The method is not without its disadvantages as the lender has very little assurance that the borrower, who traditional financial intermediaries may have rejected due to a high likelihood of defaults, will repay their loan. Furthermore, depending on the lending system employed, in order to compensate lenders for the risk that they are taking, the amount of interest charged for peer to peer loans may be higher than traditional prime loans
Miserable bank savings rates have led depositors to turn to "peer-to-peer" companies such as Zopa, RateSetter and Funding Circle for extra income.
Thanks to their slimline structures, peer-to-peer firms can offer better loan rates to borrowers and higher returns to investors. Similar to eBay, the peer-to-peer platform takes a cut for its matchmaking services.
There is a small manufacturing company in the northwest of England that is looking for £150,000 of working capital. It is traditionally the kind of need that might have been met by a bank loan. But, in the post-crisis world of bank belt-tightening, it is now the bread-and-butter of upstart peer-to-peer (P2P) lenders.
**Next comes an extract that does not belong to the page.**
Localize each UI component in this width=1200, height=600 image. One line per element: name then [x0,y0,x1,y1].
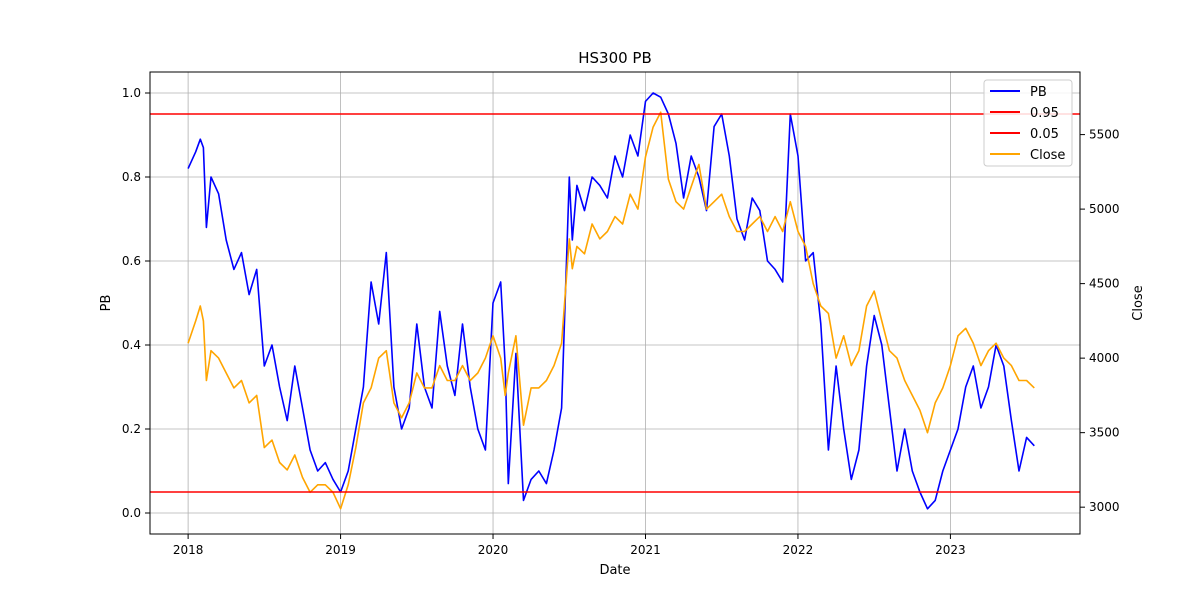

It is hardly surprising, then, that the industry is growing at breakneck speed. In the UK, P2P has grown from nothing in 2007 to lending nearly £380m at the last count. There are other hotspots -- most obviously in the US -- where the two biggest P2P operators have together lent more than $1.7bn over five or six years; but also in less developed financial markets, such as China and eastern Europe. Even the establishment is taking notice. Lending Club, the leading US operator, now has a beefy board including the likes of John Mack, former head of Morgan Stanley, and Larry Summers, the former US Treasury secretary.
In the UK, meanwhile, the local arm of Spain's Santander is preparing to team up with Funding Circle to help finance SME loans -- in an echo of similar link-ups in the US. At the same time, Morgan Stanley has given its wealth management clients access to investments in Lending Club.
P2P has a long way to go. The industry lends a few billion dollars, which is microscopic in the global scheme of things. Even after shrinkage, there are 28 banks with assets of more than $1tn each.
Nevertheless, the excitement surrounding P2P is palpable, prompting some existential questions. Could this quick, dynamic, empowering, fast-growing form of lending change the face of finance for ever? Could P2P do to banks what Amazon has done to Walmart, and what Twitter is doing to media brands?
Less than a decade ago, peer-to-peer lending came to the United States as an upstart enterprise - a service that would in a very personal way link would-be borrowers with individual lenders and bypass the banking industry.
Both Lending Club and Prosper say they placed a record number of new loans in April, with the former at $140 million in loans and the latter at $20 million. While that still may represent only a drop in the broader consumer-finance bucket, it is attracting attention, and more money. By acting as intermediaries, the lending services collect fees ranging from 1 to 5 percent from borrowers.
peer2peer "peer 2 peer loan" loan lending bank banking global "lending club" trends trends trending "peer 2 peer lending" online marketplace price portfolio "small loan" borrow borrower investor investing "interest rate" individual "loan application" grade diversify u.s. "united states" u.s. america "loan interest rate" "online banking" wealth wealthy elite future savings "savings account" "wall street" gold silver bullion investment "make money" The industry has won some high-profile endorsements of sorts. Google Inc led a $125 million refinancing of Lending Club in May, and former U.S. Treasury Secretary Lawrence Summers serves on the company's board, for example. Prosper has picked up new venture funding.
But it is not just the venture funding that is distinguishing the new era of P2P - it is the involvement of a new breed of lenders. With bonds disappointing and bank instrument interest rates near record lows, professional investors are lending through major P2P sites to bolster their returns.
THOSE PESKY DEFAULT RATES
DIVERSIFICATION
To minimize the risks of those default rates, experts recommend that investors stay highly diversified, lending around $25 to each borrower in their portfolio. That makes it hard for individual investors to manage any decent-sized portfolio - there are a lot of borrowers to check out and payments to follow.